Eppure il Natale cristiano è tutto lì …in quella frase! Ed il presepe, nella sua essenzialità – con quel bambino adagiato nella mangiatoia – non è altro che la spiegazione di quella frase: “Il Verbo si è fatto carne”, “Dio si è fatto uomo”, o meglio ancora “Dio si è fatto bambino”. E per capire di più quello che è avvenuto – e che, in alcune religioni, è visto addirittura come uno scandalo e come un’offesa a Dio – dopo aver sostato per un poco davanti alla grotta di Betlemme, bisogna sapersene allontanare e cominciare a vedere come concretamente il Dio Bambino è diventato l’Emmanuele, il Dio con noi. Solo allora capiremo che il Natale ci riguarda da vicino e noi non lo celebriamo per dimenticare per un poco la nostra fatica di vivere e per avere per qualche ora il cuore leggero. Quel Bambino adagiato nella mangiatoia, non sta lì solo per provocare qualche sentimento passeggero di tenerezza dentro di noi. Anche perché quel Bambino non è rimasto sempre lì: è cresciuto. Le sue manine sono diventate le mani che hanno toccato occhi per far vedere e orecchie per restituire l’udito; il suo cuore è diventato subito un cuore che batte di passione per chi vive nella solitudine ed emarginato.
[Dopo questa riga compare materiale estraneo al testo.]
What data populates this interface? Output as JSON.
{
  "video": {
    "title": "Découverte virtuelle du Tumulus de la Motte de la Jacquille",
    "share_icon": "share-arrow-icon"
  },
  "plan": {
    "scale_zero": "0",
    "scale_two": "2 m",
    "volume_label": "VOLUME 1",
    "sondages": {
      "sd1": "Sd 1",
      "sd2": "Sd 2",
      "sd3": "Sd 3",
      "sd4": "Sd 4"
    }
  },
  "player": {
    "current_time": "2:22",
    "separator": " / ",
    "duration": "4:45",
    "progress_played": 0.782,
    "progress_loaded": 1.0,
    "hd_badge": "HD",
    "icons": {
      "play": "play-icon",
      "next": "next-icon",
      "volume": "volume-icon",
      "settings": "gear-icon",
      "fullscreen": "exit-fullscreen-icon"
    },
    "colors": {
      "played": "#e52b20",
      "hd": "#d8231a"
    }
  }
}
“Il Verbo si è fatto carne”, ha assunto cioè una consistenza e una forma precisa: la consistenza e la forma dei gesti compiuti da Gesù:
– “il Verbo si è fatto pane” e aspetta che io faccia qualcosa per saziare la fame che Lui ancora patisce in tanti bambini- uomini e donne.
– “il Verbo si è fatto carezza” e chiede anche a me di non far mancar una carezza a chi ne sente il bisogno.
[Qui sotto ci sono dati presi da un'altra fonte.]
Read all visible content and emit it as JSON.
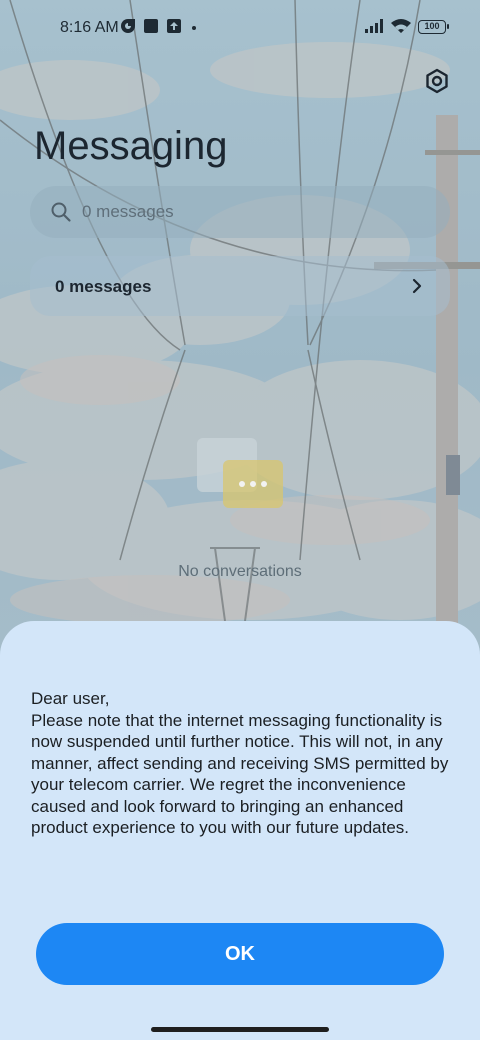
{
  "status_bar": {
    "time": "8:16 AM",
    "battery": "100",
    "icons": [
      "vpn-key-icon",
      "notification-square-icon",
      "upload-arrow-icon",
      "dot-icon",
      "signal-icon",
      "wifi-icon",
      "battery-icon"
    ]
  },
  "header": {
    "title": "Messaging",
    "settings_icon": "settings-hexagon-icon"
  },
  "search": {
    "placeholder": "0 messages"
  },
  "groups": {
    "row_label": "0 messages"
  },
  "empty_state": {
    "text": "No conversations"
  },
  "dialog": {
    "message": "Dear user,\nPlease note that the internet messaging functionality is now suspended until further notice. This will not, in any manner, affect sending and receiving SMS permitted by your telecom carrier. We regret the inconvenience caused and look forward to bringing an enhanced product experience to you with our future updates.",
    "ok_label": "OK"
  },
  "colors": {
    "sheet_bg": "#d3e6f9",
    "ok_button": "#1d87f4",
    "title_text": "#1c2630"
  }
}
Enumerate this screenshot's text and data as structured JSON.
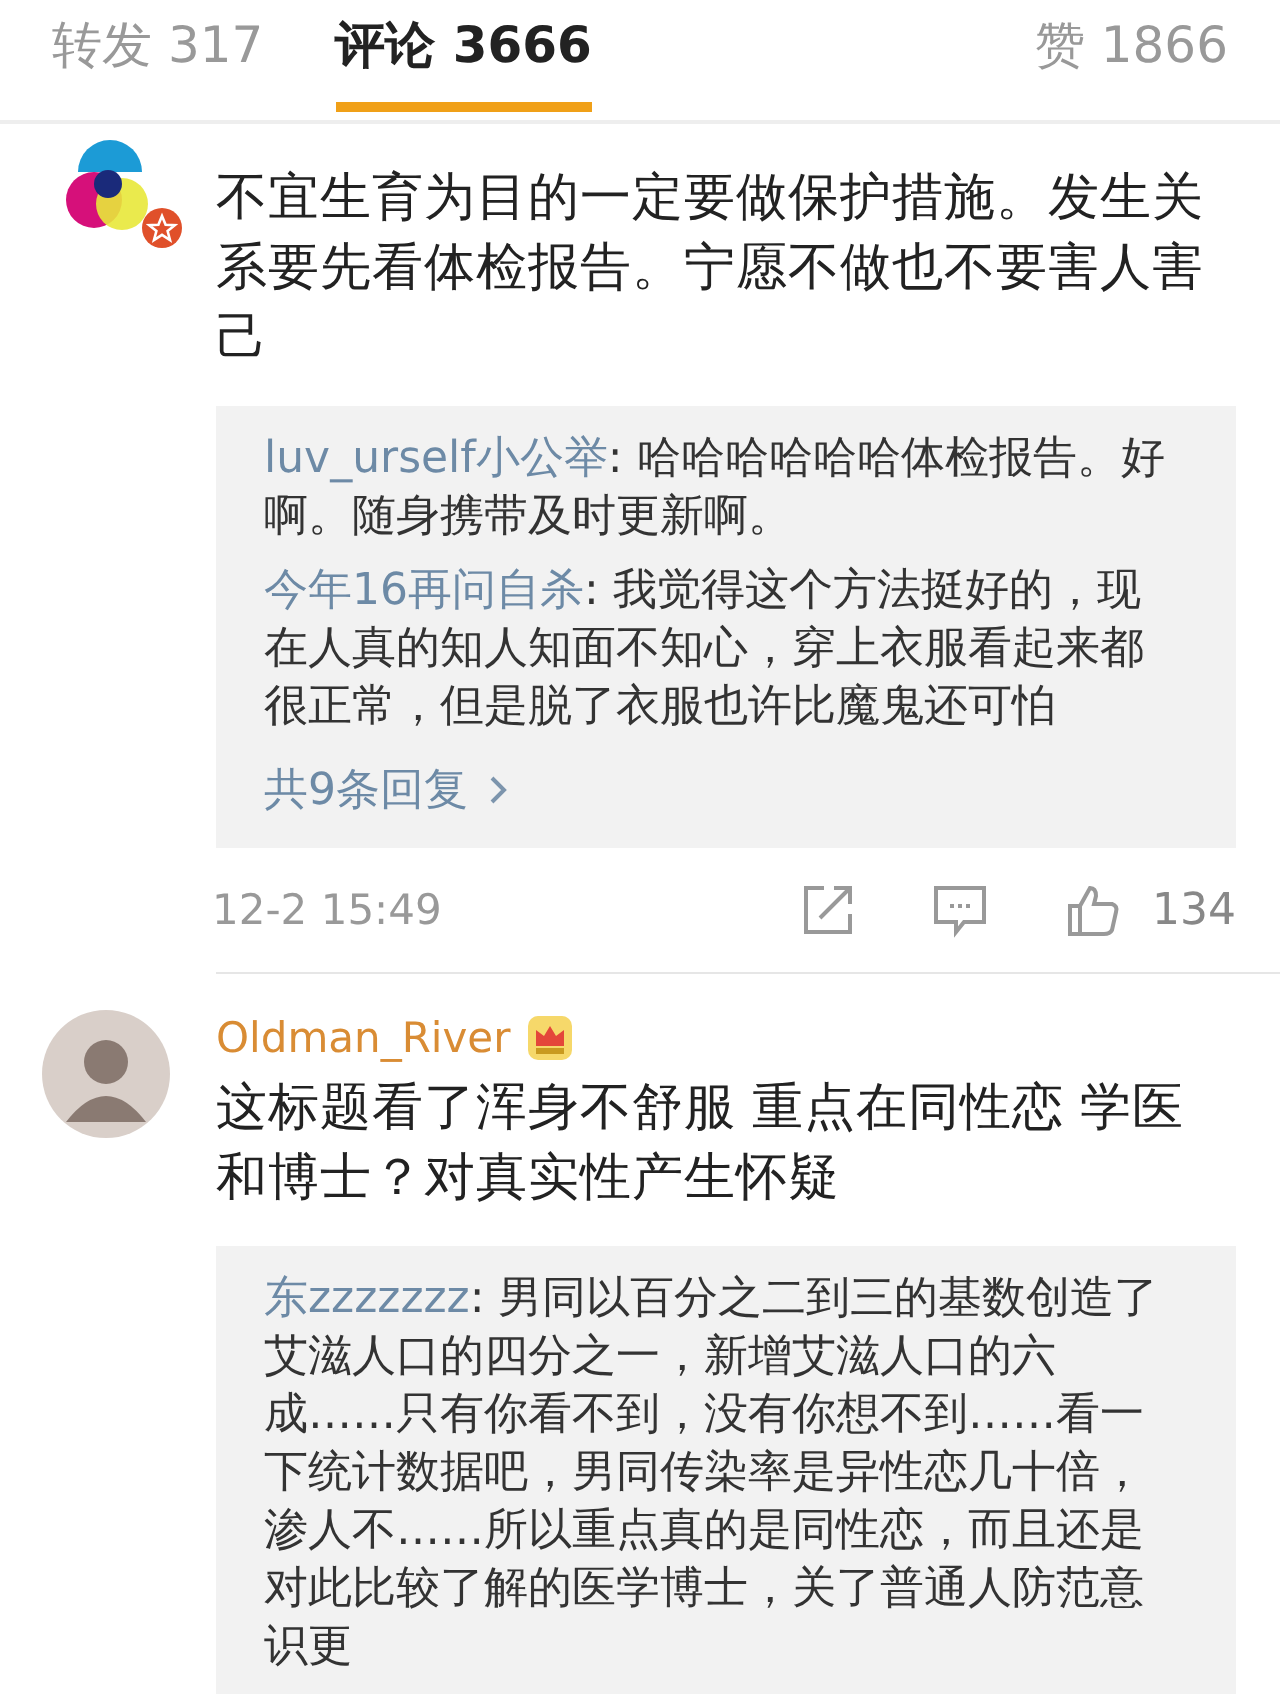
{
  "tabs": [
    {
      "label": "转发 317",
      "selected": false
    },
    {
      "label": "评论 3666",
      "selected": true
    },
    {
      "label": "赞 1866",
      "selected": false
    }
  ],
  "comments": [
    {
      "verified": true,
      "photo": false,
      "text": "不宜生育为目的一定要做保护措施。发生关系要先看体检报告。宁愿不做也不要害人害己",
      "replies": [
        {
          "author": "luv_urself小公举",
          "text": ": 哈哈哈哈哈哈体检报告。好啊。随身携带及时更新啊。"
        },
        {
          "author": "今年16再问自杀",
          "text": ": 我觉得这个方法挺好的，现在人真的知人知面不知心，穿上衣服看起来都很正常，但是脱了衣服也许比魔鬼还可怕"
        }
      ],
      "more_replies": "共9条回复",
      "time": "12-2 15:49",
      "likes": "134"
    },
    {
      "username": "Oldman_River",
      "vip": true,
      "photo": true,
      "text": "这标题看了浑身不舒服 重点在同性恋 学医和博士？对真实性产生怀疑",
      "replies": [
        {
          "author": "东zzzzzzz",
          "text": ": 男同以百分之二到三的基数创造了艾滋人口的四分之一，新增艾滋人口的六成……只有你看不到，没有你想不到……看一下统计数据吧，男同传染率是异性恋几十倍，渗人不……所以重点真的是同性恋，而且还是对此比较了解的医学博士，关了普通人防范意识更"
        }
      ]
    }
  ]
}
– “il Verbo si è fatto lacrime”: lacrime di solidarietà per le tante situazioni di bisogno che sono presenti nel cuore di tante persone e mi invita ad asciugare le tante lacrime che continuano a rigare, soprattutto, nel segreto, il volto di tanti papà e di tante mamme; di tanti giovani che fanno fatica a progettare in maniera dignitosa il loro futuro; di tanti bambini, ai quali viene negata accoglienza, proprio come al Bambino di Betlemme; o a quelli che vengono strappati al bisogno di tenerezza.
Ecco cosa c’è dietro e dentro quella frase di Giovanni: «Il Verbo si è fatto carne»! Ecco cosa celebriamo noi a Natale: un Dio che viene come bambino! E un bambino vive solo se qualcuno lo ama e si prende cura di lui. Non ci disturberà se non lo vogliamo. Ma accettare di avvicinarlo alle nostre labbra per baciarlo (quanti baci al Bambinello del presepe in questi giorni!), accettare di prenderci cura del Bambino di Betlemme, accogliendolo nella propria vita vuol dire rivoluzionare la propria esistenza, vuol dire crescere con Lui, far proprie le sue logiche, che sono logiche rivoluzionarie. Le logiche inaugurate da quel bambino sono logiche che disturbano il perbenismo, anche quando questo trova casa nella Chiesa.
Altro che il Natale ridotto a musichetta da Carillon!
Fermarsi davanti al Presepe e partecipare all’Eucaristia a Natale vuol dire fare un carico di energie spirituali e affinare la propria sensibilità spirituale; e così, avvertire forte che quel bambino (“Il Verbo fatto carne”) preso tra le braccia e baciato mi chiede di farmi risposta ai bisogni degli ultimi, mi chiede di farmi carezza per chi ha il cuore spezzato, mi chiede di farmi vicinanza a chi sente forte il disagio della solitudine.
Chissà di quanti Natali c’è ancora bisogno perché anche le nostre parole diventino carne e le stesse nostre celebrazioni si facciano gesti credibili di un Natale celebrato e vissuto da uomini e donne amanti della vita buona del Vangelo.